Live Music + Gig Reviews

The Black Keys @ Brixton Academy, London

2 November 2010


The Black Keys

The Black Keys

Tonight’s is a bill of spectacularly male, blues-inflected Americana coming from two bands, both approaching veteran status and both receiving what amount to career best reviews for their sixth and latest albums.

Hamilton Leithauser of The Walkmen holds his microphone like a boxing compere, clinging on to it as if it’s helping hold him up. And maybe it is, the way he pours himself into his vocal. Sometimes, it does feel like he has a fight on his hands – the sound isn’t great, and Leithauser’s impassioned, plaintive singing can be lost in the muddiness.

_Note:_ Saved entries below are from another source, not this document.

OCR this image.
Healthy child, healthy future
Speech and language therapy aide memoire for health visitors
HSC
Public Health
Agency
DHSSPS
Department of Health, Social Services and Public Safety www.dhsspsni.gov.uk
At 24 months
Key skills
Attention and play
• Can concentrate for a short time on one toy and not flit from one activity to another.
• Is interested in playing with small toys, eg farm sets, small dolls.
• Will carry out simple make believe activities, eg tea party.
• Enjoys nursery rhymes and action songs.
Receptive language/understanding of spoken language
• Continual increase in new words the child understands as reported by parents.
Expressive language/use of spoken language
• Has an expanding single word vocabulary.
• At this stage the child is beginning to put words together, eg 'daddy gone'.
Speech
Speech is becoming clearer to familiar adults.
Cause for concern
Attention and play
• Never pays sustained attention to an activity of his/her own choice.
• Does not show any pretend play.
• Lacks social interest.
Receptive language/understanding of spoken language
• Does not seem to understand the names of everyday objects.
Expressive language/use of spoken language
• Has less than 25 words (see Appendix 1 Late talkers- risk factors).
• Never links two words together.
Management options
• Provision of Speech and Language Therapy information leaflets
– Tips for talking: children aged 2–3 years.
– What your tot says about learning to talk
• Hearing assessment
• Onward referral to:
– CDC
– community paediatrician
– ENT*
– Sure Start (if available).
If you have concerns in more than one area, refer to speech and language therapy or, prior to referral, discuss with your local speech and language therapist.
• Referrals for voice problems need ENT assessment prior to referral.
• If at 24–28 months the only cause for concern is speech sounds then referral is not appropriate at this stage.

Nevertheless, a set heavy with songs from 2010’s Lisbon showcases the world-weary yet hopeful honesty that won the album so many plaudits. New songs Angela’s Surf City and Woe Is Me combine a winning confidence with raw pain and bewildered, ‘little boy lost’ dejection – themes also prevalent in older songs from the repertoire, such as We’ve Been Had and On The Water. But it is when The Walkmen turn their impressive energy upwards, as on the joyful final song In The New Year, that they are at their best.

After five physical performances from each of The Walkmen, the stage looks a bit empty when the two Black Keys appear. They launch into Thickfreakness with no preamble, and the depth and sound quality is so markedly improved that options lie between congratulating the band or castigating the soundman.

Frontman Dan Auerbach is that impressive kind of showman whose guitar becomes an extension of his body. He prowls around the stage with a presence that many a lead singer cannot command with just their physicality, let alone with a heavy piece of wood strapped around their neck.

Auerbach combines riffs with flourishes, retaining a bassy, bluesy undercurrent. He is a lead and rhythm guitarist combined, not to mention a charismatic and authentic blues singer, partnered with crunchy, driving drumming courtesy of Patrick Carney.

They thunder their way through a set including Stack Shot Billy, Girl Is On My Mind and a cover of The Kinks‘ Act Nice And Gentle, playing for a good half an hour before even a sniff of the new material from Brothers. Their experience is evident: anticipation for the new songs is high, but they are in no hurry to pander to it. When the time does come, Auerbach introduces two more band members on keyboards and bass, underlining how spectacular The Black Keys are as a twosome in the process.

A laidback audience greet the songs from Brothers with welcome enthusiasm. The older/wiser man bravura of Next Girl is just stunning, by turns sultry, brooding, bluesy and bold. Everlasting Light, Chop And Change and Howlin’ For You follow in the same assured vein.

All this takes place under a flag of blazing red and black; two enclosed fists, presumably in greeting but more like the beginnings of an arm wrestle. It’s strangely Third Reich meets Black Power, but eventually a semantics student would probably alight upon a theme of ‘brotherhood’. Between song banter is kept to a minimum, and apart from the obligatory “We’re from Akron, Ohio”, there’s the strange claim that “we took ecstasy right before we came on stage tonight”.

They return to a duo for more old songs – the loose rock ‘n’ roll of I’ll Be Your Man, stompalong Strange Times and the bar room blues of I Got Mine, which builds up to such a mammoth finish it seems unlikely they’ll come back.

But they do, full band in tow, to finish with Your Touch. And an impressively deft touch it is.